Автор далек от мысли противопоставлять два характерных для советского времени языка (по крайней мере, два), рассматривая их как противоборствующие и взаимно себя отрицающие, своего рода структуру и антиструктуру. Отношения между ними нет оснований определять как полярные и враждебные. Взаимодействуя, они отражались один в другом, давая разные, но далеко не всегда противоположно заряженные эффекты, часто используя средства того другого, но в ином смысловом и оценочном оформлении и ключе. Воздействующий характер пропагандистского официоза менялся на что-то совсем иное, если производимое на его основе высказывание обращалось не к массам и публике, а к кому-нибудь из своих или в своем кругу, приобретая характер не всегда очевидной и в разной степени уловимой иронии или какой-то еще оценки.
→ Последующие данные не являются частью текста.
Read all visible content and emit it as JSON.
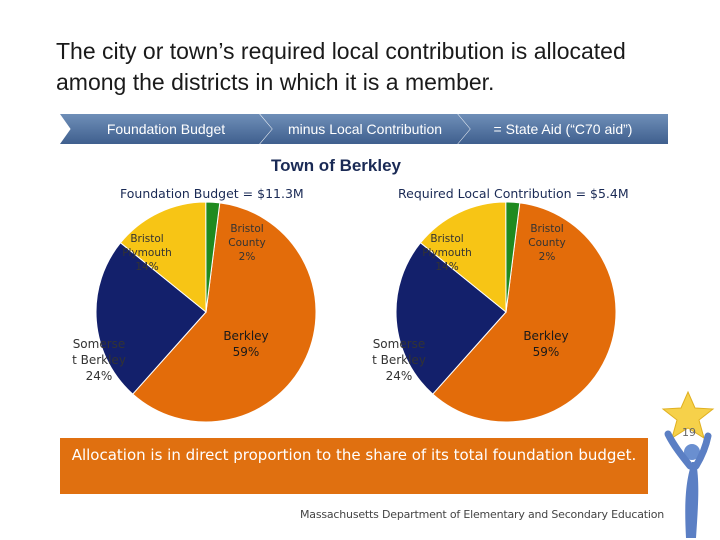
{
  "slide": {
    "title": "The city or town’s required local contribution is allocated among the districts in which it is a member.",
    "chevrons": [
      "Foundation Budget",
      "minus Local Contribution",
      "= State Aid (“C70 aid”)"
    ],
    "town_title": "Town of Berkley",
    "note": "Allocation is in direct proportion to the share of its total foundation budget.",
    "footer": "Massachusetts Department of Elementary and Secondary Education",
    "page_number": "19"
  },
  "colors": {
    "berkley": "#e36c0a",
    "somerset_berkley": "#13206b",
    "bristol_plymouth": "#f7c515",
    "bristol_county": "#1f8a1f",
    "chevron": "#4f6f9e",
    "note_box": "#e07010"
  },
  "chart_data": [
    {
      "type": "pie",
      "title": "Foundation Budget = $11.3M",
      "categories": [
        "Berkley",
        "Somerset Berkley",
        "Bristol Plymouth",
        "Bristol County"
      ],
      "values": [
        59,
        24,
        14,
        2
      ],
      "labels": [
        {
          "name": "Berkley",
          "pct": "59%"
        },
        {
          "name": "Somerse t Berkley",
          "pct": "24%"
        },
        {
          "name": "Bristol Plymouth",
          "pct": "14%"
        },
        {
          "name": "Bristol County",
          "pct": "2%"
        }
      ]
    },
    {
      "type": "pie",
      "title": "Required Local Contribution = $5.4M",
      "categories": [
        "Berkley",
        "Somerset Berkley",
        "Bristol Plymouth",
        "Bristol County"
      ],
      "values": [
        59,
        24,
        14,
        2
      ],
      "labels": [
        {
          "name": "Berkley",
          "pct": "59%"
        },
        {
          "name": "Somerse t Berkley",
          "pct": "24%"
        },
        {
          "name": "Bristol Plymouth",
          "pct": "14%"
        },
        {
          "name": "Bristol County",
          "pct": "2%"
        }
      ]
    }
  ]
}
Менялся характер изначально нейтральных или иначе окрашенных и общеупотребительных слов в зависимости от того, кем и в каких условиях, не говоря о том, в каком языке, точнее было бы сказать, в какой коммуникативной и узуальной сфере, акт речи происходил. Изменения эти, требовавшие от говорящего большого внимания и напряжения, поскольку их несоблюдение могло быть рассмотрено не только как коммуникативная и стилистическая, но и как идейная и политическая ошибка, не следовало бы рассматривать как своеобразную мимикрию, особую гибкость и приспособляемость используемых для различных целей общеупотребительных слов. И из этого делать выводы о какой-то их исключительной, советскими обстоятельствами обусловленной, подвижно преобразуемой природе. Слова советского языка, во всех возможных его проявлениях, – это те же, за небольшим исключением, слова русского языка, которые вне советских особенностей, тем и контекстов употреблялись и продолжают употребляться всеми, на нем говорящими, в привычных своих коммуникативных целях и функциях. Природа слов не менялась от этого их специфического использования и не изменилась впоследствии, после него.